Maternity in Mayhem: the hard labor of women from Jungle to Checkpoint

Published November 15th, 2013 - 07:25 GMT
Olga Yetikoua: The Jungle Midwife with the breath of life, as seen on Channel 4's Unreported World
Olga Yetikoua: The Jungle Midwife with the breath of life, as seen on Channel 4's Unreported World

"The Jungle Midwife" which airs tonight on the UK's Channel 4 Unreported World strand will take us through the plight of Central African women as they struggle to give birth amid war, perennial underdevelopment, and utter devastation. Living under constant threat of abduction by the Lord's Resistance Army (LRA), these mothers-to-be rely on the basic assistance of midwife Olga Yetikoua, the unsung heroine of maternity. 

The primitive nature of labor stripped of medical advances that still attends these communities of the Central African Republic (CAR) is thrown into relief by the Unreported World crew who take us into the heart of darkness in a jungle setting devoid of electricity and ultrasound. Midwife Olga Yetikoua brings little to the table, bar the drugs she can carry, as she battles bravely to help pregnant women who risk death without her intervention.  Armed with little else but the zeal to bring forth the miracle of life, this matron on a mission runs from crisis to crisis, putting her life on the line to save mother and unborn infants in one midwifery feat after the next.
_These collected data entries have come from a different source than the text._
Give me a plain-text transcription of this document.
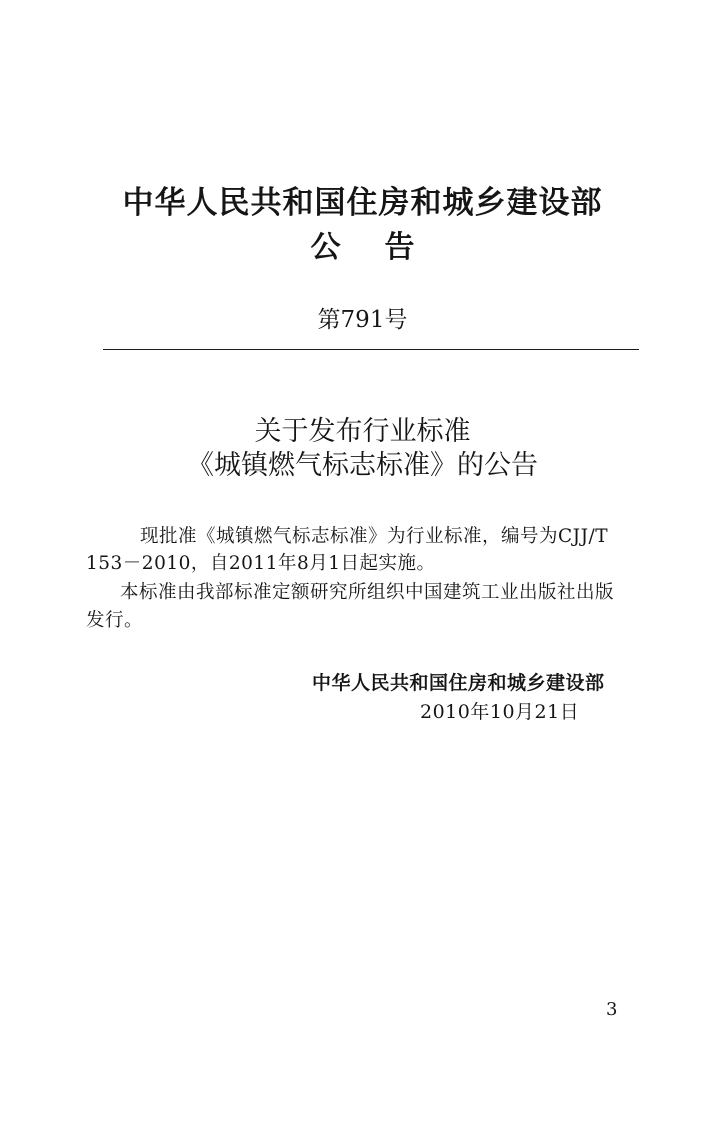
中华人民共和国住房和城乡建设部
公告
第791号
关于发布行业标准
《城镇燃气标志标准》的公告
现批准《城镇燃气标志标准》为行业标准，编号为CJJ/T
153－2010，自2011年8月1日起实施。
本标准由我部标准定额研究所组织中国建筑工业出版社出版
发行。
中华人民共和国住房和城乡建设部
2010年10月21日
3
"The Jungle Midwife" calls into question the impact of conflicts on women, and the ordeals they face as violence is perpetrated against them, echoing familiar cries of Middle Eastern women in politically conflicted areas, most contemporaneously, in Syria today.  The obstetrical crises attended by our nomadic midwife bereft of maternity ward, bring to mind the various designs used to systematically undermine the female capacity to sustain their lives while reproducing more young, as well as the rudimentary circumstances to which women in war are subjected.

A report by Amnesty International reveals the negative impact of Israel’s occupation and militarization of the conflict on Palestinian women, including the guttoral impact on women in labor being prevented passage through checkpoints to reach a hospital or indeed be reached by a midwife. Maybe more shocking is a recent CNN report that reveals women's fetuses to be the target of Syrian snipers, as these rebel assassins shoot deliberately at the unborn babies. 

By perpetuating violence against women, the assailant operates primarily by destroying the most vital social securities and by reducing members of society to "homo sacer" or fair game -- and when women, denied the support owed to them by either male or maternity medic, become cannon fodder, survival of communities is in very real jeopardy. 

Though LRA and Israel are fighting different wars, they both invoke the various arenas of women and human rights discourses, appropriating the female body as an agent for their "imagined national body". "Benedict Anderson's proposal that the nation is an "imagined community", and that "[c]ommunities are to be distinguished... by the style in which they are imagined" leaves the ritual of giving birth and the prospective mother to bear out this hypothesis: Anderson's female either fulfils her civic duty by contributing a citizen for her nation, or feels that her reproductive powers are being exploited by her nation, or else is told that she is compounding the "population problem" of her nation. 

Back in CAR, a country ravaged by war and violence  - and cited as one of the most dangerous places in the world for giving birth -- midwives are more than ever vital for promoting life. The story of this nation's women vying to get by on primitive labor methods is unfortunately likely to be overshadowed by the day's more mainstream 'jungles' or hotbeds of news stories from Afghanistan to Syria. In an attempt to put the spotlight on this untold hard labor, Unreported World's short film unravels the precarious female narrative out of this hidden African corner.